“Bread for peace”, il pane dei detenuti per la pace in Ucraina

Vatican News

Si tratta del progetto di Pausa Cafè, la cooperativa sociale che da anni gestisce il forno interno alla casa di reclusione San Michele di Alessandria. Il grano importato dal Paese est-europeo, in carcere si trasforma in farina e bontà che vengono venduti anche per finanziare l’autonomia dei piccoli produttori

Roberta Barbi – Città del Vaticano

Quando gli ultimi si occupano degli ultimi, c’è da scommettere che ne uscirà fuori qualcosa di buono. E nel caso del progetto “Bread for peace”, che attraverso la cooperativa Pausa Cafè coinvolge i detenuti fornai del carcere di Alessandria, quel qualcosa oltre a essere buono è anche caldo e fragrante, perché si parla di pane, grissini e farina. “Abbiamo dieci panettieri che impastano pane biologico realizzato con lievito madre, che poi viene consegnato in oltre 60 punti vendita aderenti della rete Novacoop che è partner del progetto”, racconta con soddisfazione a Vatican News Marco Ferrero, presidente di Pausa Cafè.

Ascolta l’intervista con Marco Ferrero:

Dalla parte della sicurezza alimentare

Il grano dall’Ucraina – finora 46 tonnellate – viene importato da un unico fornitore, poi lavorato in Italia dai detenuti panettieri e parte del ricavato è quindi reinvestito in Ucraina. Per ogni confezione di grissini o di farina, ad esempio, 30 centesimi vengono utilizzati per acquistare sementi e attrezzature a sostegno di 72 produttori della zona di Leopoli. In questo modo si garantisce la sicurezza alimentare sia a loro sia alle famiglie sfollate nell’area, provenienti da Lugansk e dalle altre zone di guerra. “A noi piace chiamarla solidarietà circolare – dice Ferrero – perché poi proprio quei produttori locali diventeranno fornitori di alimenti freschi e di qualità per chi ne ha bisogno”.
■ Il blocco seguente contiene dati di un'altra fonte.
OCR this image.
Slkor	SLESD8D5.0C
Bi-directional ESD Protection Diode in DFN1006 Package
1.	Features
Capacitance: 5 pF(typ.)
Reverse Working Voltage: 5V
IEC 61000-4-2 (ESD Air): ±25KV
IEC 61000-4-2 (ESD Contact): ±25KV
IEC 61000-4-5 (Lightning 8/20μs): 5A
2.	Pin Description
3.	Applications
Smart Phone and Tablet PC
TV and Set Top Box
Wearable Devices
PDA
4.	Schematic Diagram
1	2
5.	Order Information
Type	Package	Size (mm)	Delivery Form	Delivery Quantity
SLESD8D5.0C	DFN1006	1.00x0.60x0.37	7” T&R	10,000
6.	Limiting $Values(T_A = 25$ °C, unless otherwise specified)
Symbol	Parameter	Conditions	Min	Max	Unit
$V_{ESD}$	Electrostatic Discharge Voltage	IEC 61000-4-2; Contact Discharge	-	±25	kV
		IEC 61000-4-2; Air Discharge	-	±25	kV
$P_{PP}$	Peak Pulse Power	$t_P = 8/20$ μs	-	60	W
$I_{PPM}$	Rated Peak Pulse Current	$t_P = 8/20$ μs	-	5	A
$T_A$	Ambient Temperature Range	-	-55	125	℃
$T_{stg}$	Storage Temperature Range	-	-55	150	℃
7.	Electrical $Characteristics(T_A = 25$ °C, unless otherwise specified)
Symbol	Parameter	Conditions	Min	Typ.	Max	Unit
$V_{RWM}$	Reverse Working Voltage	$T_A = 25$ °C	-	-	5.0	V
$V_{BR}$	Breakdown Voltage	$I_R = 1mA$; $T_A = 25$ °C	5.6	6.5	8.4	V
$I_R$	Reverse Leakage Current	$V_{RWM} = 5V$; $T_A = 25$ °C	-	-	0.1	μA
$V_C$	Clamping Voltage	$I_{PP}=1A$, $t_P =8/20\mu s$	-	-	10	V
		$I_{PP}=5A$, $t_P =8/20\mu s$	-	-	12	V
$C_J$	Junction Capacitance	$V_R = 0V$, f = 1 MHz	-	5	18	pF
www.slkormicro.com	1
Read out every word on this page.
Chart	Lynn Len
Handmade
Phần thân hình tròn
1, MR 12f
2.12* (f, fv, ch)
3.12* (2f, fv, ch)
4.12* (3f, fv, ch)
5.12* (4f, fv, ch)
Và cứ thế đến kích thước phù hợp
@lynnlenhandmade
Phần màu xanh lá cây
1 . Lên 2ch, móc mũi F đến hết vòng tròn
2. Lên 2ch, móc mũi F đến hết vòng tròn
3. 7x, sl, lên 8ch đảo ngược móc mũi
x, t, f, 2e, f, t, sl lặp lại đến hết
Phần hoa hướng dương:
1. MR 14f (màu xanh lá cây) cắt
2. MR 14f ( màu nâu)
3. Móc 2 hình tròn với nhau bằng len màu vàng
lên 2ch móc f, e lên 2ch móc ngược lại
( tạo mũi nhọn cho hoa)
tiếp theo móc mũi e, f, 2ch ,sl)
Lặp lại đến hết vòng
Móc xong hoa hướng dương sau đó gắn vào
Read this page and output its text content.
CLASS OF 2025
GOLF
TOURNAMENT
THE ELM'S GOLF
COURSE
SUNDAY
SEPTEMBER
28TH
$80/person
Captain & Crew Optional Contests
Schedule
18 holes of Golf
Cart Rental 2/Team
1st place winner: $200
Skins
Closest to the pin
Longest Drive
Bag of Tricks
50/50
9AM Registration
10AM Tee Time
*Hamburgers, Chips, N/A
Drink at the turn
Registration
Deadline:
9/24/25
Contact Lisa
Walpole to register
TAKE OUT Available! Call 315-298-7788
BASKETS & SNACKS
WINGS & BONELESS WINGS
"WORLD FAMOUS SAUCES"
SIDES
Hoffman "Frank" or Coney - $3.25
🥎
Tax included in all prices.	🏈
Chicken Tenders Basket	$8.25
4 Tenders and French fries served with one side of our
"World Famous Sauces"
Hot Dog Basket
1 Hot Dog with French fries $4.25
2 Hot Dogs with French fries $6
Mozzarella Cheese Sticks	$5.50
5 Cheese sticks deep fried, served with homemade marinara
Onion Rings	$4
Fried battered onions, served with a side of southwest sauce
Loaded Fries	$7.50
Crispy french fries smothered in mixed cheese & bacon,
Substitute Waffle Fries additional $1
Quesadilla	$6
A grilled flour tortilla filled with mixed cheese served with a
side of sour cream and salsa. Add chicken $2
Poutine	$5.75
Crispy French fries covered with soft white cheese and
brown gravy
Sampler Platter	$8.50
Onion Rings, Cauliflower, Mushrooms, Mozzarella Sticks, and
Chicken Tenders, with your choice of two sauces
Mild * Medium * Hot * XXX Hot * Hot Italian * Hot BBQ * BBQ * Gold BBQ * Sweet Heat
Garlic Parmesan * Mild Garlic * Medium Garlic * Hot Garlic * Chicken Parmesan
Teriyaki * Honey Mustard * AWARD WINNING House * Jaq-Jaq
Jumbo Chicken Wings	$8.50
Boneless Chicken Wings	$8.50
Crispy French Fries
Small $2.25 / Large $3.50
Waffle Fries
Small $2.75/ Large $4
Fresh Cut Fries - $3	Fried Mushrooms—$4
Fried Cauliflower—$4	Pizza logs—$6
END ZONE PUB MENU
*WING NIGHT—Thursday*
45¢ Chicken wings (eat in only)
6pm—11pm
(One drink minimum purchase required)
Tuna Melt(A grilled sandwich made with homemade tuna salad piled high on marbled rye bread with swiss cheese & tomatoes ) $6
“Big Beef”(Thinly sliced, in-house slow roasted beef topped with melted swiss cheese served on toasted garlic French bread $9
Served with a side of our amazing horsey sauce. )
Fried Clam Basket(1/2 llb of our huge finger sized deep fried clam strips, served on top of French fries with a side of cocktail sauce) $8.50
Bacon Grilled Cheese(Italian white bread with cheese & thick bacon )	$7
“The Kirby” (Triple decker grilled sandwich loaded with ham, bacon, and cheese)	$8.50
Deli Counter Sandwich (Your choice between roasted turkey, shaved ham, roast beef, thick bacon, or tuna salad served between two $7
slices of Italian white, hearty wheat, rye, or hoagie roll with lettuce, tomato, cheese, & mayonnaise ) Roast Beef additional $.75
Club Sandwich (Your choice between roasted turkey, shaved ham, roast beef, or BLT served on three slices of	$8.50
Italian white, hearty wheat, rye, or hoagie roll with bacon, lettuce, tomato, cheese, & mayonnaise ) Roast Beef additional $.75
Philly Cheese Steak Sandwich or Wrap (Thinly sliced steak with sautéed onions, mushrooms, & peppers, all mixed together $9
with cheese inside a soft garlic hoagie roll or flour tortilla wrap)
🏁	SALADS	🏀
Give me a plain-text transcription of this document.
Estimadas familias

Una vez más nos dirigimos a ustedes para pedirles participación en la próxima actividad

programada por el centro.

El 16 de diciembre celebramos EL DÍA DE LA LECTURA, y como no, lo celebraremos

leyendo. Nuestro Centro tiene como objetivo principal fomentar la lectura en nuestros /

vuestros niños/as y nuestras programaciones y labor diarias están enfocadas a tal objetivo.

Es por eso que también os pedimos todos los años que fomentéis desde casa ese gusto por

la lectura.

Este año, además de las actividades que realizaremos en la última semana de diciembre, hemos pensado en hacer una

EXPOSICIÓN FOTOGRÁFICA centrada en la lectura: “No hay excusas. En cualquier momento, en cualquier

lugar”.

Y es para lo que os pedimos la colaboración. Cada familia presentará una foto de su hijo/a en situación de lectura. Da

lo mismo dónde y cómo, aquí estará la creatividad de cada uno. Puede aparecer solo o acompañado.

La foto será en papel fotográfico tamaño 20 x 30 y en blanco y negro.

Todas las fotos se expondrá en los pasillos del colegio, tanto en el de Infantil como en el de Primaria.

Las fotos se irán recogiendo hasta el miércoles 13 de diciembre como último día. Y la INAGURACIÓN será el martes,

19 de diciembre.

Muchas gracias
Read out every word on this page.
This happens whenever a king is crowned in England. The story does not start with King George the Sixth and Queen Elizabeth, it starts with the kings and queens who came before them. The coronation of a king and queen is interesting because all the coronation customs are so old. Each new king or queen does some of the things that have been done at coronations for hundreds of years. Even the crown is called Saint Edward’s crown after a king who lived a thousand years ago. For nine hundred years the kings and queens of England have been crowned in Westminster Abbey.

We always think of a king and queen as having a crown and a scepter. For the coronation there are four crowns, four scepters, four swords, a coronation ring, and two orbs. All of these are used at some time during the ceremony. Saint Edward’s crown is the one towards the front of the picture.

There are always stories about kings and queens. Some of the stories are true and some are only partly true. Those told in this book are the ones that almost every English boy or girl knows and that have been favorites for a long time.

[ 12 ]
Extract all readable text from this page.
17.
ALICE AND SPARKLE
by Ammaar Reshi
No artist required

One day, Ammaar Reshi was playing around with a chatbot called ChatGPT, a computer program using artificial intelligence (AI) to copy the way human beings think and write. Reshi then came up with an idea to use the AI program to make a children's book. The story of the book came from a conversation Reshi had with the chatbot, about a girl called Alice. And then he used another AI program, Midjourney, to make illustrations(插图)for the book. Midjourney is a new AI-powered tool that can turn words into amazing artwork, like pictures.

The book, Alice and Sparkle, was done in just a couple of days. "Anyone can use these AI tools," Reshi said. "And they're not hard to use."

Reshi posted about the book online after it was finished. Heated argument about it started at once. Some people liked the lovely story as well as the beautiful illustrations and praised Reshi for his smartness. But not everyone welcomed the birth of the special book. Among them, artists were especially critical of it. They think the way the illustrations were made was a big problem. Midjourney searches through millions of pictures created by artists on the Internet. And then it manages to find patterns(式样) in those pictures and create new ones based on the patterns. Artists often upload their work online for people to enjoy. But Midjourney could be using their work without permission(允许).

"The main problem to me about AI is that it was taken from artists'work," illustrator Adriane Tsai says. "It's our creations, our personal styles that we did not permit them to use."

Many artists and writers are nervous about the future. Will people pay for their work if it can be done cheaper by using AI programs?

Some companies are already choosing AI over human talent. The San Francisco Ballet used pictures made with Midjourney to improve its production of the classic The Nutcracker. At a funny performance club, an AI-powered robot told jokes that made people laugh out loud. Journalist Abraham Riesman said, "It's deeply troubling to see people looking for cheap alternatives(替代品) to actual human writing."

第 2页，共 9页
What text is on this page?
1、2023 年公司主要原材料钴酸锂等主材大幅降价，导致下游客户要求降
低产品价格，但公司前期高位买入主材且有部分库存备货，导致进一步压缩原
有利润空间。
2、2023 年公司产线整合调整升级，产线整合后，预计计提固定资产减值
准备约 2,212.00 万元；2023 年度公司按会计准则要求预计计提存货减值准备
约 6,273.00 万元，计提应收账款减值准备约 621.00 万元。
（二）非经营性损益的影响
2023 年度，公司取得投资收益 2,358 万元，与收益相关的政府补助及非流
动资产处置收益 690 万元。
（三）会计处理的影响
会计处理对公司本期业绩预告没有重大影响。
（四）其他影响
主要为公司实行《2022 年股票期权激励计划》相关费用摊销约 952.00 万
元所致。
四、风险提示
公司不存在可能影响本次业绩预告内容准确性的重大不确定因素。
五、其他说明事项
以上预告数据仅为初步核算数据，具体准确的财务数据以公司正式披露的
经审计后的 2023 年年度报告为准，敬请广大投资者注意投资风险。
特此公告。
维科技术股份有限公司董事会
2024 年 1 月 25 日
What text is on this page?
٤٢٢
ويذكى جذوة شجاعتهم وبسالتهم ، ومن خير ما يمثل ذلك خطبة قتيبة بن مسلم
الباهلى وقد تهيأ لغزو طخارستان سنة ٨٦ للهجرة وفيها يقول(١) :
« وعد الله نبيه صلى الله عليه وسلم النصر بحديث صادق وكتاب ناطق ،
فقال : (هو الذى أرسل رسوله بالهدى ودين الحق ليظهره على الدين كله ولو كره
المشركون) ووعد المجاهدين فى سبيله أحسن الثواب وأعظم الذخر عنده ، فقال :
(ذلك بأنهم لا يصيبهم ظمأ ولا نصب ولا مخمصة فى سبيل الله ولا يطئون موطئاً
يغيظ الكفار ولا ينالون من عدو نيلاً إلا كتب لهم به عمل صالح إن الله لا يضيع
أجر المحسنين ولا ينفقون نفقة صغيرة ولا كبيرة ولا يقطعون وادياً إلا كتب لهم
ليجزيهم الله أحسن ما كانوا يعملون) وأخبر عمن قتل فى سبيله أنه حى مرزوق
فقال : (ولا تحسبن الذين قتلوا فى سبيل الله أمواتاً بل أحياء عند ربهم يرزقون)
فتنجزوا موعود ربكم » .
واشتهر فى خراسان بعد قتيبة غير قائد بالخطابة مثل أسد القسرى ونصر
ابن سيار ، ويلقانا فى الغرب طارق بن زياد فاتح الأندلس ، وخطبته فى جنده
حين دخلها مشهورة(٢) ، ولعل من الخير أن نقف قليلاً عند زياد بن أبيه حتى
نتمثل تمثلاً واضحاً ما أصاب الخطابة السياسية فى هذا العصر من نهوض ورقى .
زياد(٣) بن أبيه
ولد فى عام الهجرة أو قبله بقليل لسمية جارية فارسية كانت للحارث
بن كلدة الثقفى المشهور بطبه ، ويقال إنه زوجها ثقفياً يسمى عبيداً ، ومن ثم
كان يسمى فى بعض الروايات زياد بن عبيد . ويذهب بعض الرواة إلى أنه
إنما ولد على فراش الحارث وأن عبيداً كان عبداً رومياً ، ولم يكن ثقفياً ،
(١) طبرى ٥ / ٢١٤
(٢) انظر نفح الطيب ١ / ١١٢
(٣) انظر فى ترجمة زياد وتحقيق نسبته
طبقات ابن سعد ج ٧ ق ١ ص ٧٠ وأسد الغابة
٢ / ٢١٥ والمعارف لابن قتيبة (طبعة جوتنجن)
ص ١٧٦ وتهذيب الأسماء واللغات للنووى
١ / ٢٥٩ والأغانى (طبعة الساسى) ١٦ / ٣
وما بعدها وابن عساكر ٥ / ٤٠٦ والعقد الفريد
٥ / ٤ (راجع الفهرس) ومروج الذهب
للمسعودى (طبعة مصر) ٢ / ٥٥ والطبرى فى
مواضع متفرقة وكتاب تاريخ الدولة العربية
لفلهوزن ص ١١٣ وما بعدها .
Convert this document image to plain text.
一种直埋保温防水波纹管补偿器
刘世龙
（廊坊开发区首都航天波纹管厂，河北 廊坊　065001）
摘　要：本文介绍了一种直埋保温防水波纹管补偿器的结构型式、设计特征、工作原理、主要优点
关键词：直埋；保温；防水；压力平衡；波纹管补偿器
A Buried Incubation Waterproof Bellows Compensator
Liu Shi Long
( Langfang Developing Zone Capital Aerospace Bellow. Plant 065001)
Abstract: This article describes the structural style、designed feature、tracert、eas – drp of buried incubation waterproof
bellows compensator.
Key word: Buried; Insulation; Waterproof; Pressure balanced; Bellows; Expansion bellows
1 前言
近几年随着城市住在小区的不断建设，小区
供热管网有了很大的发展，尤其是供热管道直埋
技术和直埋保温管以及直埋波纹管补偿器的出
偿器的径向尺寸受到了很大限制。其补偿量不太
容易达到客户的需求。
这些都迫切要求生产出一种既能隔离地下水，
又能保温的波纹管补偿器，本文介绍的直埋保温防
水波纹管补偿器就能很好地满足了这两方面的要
Il pranzo conviviale con gli sfollati

Solidarietà e sostegno: parole chiave anche in carcere  

Non è la prima volta che il forno del San Michele, gestito da Pausa Cafè, si impegna per il prossimo: “Il sostegno a chi sta peggio di noi, l’aiuto, sono concetti fondamentali anche quando si è in carcere – continua il presidente – dobbiamo ricordare, infatti, che i reclusi sono persone private della libertà, ma solo di quella, non della loro umanità o dell’empatia, perciò possono e devono essere considerati non solo oggetti, ma anche possibili soggetti di solidarietà”. Il progetto è ora entrato nella cosiddetta fase di auto-aiuto e, nel corso dell’ultima missione di Pausa Cafè in Ucraina, è stato presentato al governatore Maksym Kozytskyy; nella stessa circostanza, in occasione della prima distribuzione di beni, è stato anche offerto un pranzo conviviale agli sfollati di Lugansk presenti nel centro di raccolta di Leopoli.

Aiuto ai profughi

 

Dall’inizio del progetto, con missioni prima in Polonia e poi nella stessa Ucraina, “Bread for peace” ha contribuito a far uscire dal Paese martoriato dalla guerra oltre 150 persone che oggi sono ospitate in Italia. “Adesso il nostro desiderio è diffondere quanto più possibile il progetto – conclude Ferrero – sarebbe bello, ad esempio, che tutto il pane presente nelle scuole o negli uffici pubblici del Piemonte fosse pane solidale come il nostro… no?”.